Стукнула бабка табуреткой, придвинулась ближе ко мне. Раздражающе громко дышит, что-то бормочет. Но я не слушаю ее, не желая вступать в беседу с маминой мучительницей. Грубить ей, правда, тоже не собираюсь. Терплю пока что. Пусть, думаю, посидит еще немного и уйдет. А то ведь маму из-за того. что у меня кто-то есть, в палату не впускают…

Но Вера Васильевна продолжает настойчиво требовать внимания. Что-то долдонит. Я вынуждена была прислушаться и разобрала ее слова:

— Какая же ты плохая, Валентина…

Однако слово "плохая" в том значении, в каком употребила его в данной ситуации бабка, никак не укладывалось у меня в голове. И я, без всякой обиды и злости, переспросила:

— Что ты такое сказала?

— Плохая ты очень, я говорю, Валентина, — повторила гостья моя членораздельно и внятно.

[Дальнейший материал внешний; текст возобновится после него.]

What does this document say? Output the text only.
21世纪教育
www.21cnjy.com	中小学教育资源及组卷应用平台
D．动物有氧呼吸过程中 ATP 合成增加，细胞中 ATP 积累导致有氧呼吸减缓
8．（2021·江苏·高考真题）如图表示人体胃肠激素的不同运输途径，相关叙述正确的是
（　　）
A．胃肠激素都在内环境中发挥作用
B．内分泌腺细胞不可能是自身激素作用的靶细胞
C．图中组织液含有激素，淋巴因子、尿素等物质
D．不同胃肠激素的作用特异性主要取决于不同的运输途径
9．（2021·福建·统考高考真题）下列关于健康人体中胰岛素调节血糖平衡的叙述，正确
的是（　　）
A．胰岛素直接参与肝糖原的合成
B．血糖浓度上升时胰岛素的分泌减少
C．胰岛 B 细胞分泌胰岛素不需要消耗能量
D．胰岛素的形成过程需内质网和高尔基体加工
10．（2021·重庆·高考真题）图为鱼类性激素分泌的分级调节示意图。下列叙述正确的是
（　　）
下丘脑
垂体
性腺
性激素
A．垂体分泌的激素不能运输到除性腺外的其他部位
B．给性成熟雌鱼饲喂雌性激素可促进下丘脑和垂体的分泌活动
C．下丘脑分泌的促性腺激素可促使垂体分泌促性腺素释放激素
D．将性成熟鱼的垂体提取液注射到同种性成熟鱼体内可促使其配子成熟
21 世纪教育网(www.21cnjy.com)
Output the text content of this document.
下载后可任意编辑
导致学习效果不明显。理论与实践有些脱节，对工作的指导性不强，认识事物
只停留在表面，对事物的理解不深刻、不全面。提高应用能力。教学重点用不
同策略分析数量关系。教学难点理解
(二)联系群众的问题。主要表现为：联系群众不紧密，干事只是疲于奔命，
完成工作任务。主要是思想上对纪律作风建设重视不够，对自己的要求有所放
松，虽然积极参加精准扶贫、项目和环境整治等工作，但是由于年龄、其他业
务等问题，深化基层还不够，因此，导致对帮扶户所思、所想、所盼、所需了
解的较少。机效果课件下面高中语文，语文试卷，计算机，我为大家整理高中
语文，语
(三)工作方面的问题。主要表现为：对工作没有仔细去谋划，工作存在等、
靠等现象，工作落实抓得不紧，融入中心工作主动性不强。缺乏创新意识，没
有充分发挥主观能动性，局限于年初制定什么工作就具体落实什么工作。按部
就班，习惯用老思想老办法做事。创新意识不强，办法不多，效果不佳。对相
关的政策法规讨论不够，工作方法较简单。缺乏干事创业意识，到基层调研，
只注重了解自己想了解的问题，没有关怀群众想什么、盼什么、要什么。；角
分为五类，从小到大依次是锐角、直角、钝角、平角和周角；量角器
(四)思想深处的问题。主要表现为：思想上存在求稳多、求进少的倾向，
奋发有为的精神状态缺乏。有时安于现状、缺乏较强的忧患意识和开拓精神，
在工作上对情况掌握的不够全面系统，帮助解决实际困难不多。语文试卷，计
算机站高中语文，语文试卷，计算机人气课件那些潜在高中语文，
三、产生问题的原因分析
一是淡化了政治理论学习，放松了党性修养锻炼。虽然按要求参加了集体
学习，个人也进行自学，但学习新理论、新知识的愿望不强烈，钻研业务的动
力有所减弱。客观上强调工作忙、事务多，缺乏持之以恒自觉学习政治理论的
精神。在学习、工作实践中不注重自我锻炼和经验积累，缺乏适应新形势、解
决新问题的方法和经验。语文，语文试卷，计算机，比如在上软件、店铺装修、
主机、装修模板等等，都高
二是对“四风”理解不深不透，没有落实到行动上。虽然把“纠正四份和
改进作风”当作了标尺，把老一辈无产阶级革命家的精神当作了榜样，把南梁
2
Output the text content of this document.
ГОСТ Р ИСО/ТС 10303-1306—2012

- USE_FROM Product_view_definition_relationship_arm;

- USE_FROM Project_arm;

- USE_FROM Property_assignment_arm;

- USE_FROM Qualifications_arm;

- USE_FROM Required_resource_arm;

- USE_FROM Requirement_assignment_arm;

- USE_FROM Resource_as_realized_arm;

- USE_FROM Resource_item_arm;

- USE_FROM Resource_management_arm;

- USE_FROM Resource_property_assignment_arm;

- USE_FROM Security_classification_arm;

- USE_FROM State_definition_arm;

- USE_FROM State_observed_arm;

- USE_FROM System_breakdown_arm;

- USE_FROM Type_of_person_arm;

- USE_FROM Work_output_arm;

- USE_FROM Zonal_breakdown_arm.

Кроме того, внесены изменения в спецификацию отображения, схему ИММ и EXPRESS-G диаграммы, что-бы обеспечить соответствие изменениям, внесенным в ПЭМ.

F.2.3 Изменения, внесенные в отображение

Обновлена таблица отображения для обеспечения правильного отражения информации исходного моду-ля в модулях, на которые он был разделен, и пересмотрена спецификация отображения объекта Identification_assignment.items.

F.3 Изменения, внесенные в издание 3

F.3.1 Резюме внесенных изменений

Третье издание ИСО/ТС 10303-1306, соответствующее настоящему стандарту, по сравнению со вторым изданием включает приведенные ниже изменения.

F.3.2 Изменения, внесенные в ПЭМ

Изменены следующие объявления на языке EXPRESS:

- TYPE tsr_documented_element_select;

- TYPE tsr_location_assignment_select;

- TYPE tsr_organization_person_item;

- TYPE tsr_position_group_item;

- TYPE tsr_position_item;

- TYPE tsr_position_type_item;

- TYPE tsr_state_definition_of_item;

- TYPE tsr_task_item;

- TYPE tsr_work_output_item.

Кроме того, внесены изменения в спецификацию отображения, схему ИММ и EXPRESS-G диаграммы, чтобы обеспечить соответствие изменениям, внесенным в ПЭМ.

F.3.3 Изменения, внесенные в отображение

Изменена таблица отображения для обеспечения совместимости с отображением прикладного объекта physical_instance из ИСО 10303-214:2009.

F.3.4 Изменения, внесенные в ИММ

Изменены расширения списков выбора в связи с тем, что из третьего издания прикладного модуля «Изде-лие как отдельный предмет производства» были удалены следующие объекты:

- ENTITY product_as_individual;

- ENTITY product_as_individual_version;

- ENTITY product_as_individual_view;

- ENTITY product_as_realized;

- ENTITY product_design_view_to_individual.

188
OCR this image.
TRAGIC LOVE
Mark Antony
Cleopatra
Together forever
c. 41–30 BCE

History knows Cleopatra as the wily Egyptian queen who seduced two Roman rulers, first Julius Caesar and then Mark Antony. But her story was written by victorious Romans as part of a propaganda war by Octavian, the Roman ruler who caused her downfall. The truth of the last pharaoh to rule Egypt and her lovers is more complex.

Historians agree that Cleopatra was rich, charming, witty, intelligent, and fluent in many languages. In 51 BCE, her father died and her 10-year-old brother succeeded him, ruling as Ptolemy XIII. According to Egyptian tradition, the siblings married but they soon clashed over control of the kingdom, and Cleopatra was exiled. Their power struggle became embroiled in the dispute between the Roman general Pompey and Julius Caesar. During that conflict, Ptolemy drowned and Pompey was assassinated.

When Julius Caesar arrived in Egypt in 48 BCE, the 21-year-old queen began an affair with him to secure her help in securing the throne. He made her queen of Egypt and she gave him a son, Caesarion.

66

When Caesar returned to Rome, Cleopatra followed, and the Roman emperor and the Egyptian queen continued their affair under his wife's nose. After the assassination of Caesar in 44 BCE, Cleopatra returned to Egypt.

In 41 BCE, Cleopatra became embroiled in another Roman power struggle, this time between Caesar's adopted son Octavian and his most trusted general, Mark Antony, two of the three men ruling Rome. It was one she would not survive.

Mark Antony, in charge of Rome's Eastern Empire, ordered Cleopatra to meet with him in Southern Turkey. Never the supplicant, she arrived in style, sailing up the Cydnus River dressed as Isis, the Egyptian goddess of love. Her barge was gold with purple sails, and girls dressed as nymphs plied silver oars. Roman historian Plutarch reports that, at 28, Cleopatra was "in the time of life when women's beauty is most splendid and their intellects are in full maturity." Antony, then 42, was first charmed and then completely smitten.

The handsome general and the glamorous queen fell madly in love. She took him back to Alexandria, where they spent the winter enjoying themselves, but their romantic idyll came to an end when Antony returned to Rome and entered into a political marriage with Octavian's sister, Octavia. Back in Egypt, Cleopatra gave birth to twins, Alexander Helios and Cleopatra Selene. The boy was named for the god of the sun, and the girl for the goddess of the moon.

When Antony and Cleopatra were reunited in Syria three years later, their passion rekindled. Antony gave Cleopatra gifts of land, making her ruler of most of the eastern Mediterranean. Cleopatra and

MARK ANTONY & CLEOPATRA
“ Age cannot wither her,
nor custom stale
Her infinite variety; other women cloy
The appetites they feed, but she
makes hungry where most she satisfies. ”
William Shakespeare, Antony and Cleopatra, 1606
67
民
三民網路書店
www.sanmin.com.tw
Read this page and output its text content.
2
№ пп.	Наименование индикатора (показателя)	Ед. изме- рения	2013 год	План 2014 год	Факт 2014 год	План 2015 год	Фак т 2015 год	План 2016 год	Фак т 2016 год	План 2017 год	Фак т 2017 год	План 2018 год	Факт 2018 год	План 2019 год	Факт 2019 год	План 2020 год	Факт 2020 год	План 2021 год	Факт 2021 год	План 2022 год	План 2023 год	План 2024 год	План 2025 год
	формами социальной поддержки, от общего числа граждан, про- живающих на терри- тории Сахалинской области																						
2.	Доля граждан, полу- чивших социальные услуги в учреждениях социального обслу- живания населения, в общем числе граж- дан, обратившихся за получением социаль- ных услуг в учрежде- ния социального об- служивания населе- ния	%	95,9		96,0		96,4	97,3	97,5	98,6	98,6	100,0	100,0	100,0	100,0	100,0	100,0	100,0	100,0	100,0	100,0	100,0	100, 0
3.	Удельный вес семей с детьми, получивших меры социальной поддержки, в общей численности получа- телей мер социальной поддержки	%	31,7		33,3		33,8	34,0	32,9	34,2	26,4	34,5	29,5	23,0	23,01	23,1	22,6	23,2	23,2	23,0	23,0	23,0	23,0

Тут только дошел до меня настоящий, вполне определенный смысл бабкиной фразы, отнимающей у меня малейшую надежду на выздоровление…

Когда тебе доктора, чужие люди, к тому же думая, что ты их не слышишь, выносят смертный приговор, это одно. Но когда так поступает родственница, да еще старуха, сама одной ногой стоящая в могиле, это уже совсем другое дело.

— Уходи! — заметалась я в постели. — Пусть она уйдет! Мама! Мама! Где ты? Пусть бабка уходит! — я разрыдалась.

Кто-то взял Веру Васильевну под руку, вывел из палаты. Сию же минуту вбежала мама:

— Что такое? Почему ты плачешь?

— Мама, ты знаешь, — захлебываясь, стала я жаловаться, — что она мне сказала? Какая, говорит, ты плохая! Она меня хоронить собралась! 0на- меня! У нее уже правнуки есть. Четыре правнука! А у меня одна — единственная, малюсенькая дочка! Нет! Нет! Я не умру, мама! Я не хочу умирать! Жить! Жить! Жить хочу! Мама, покорми меня! Я есть хочу!..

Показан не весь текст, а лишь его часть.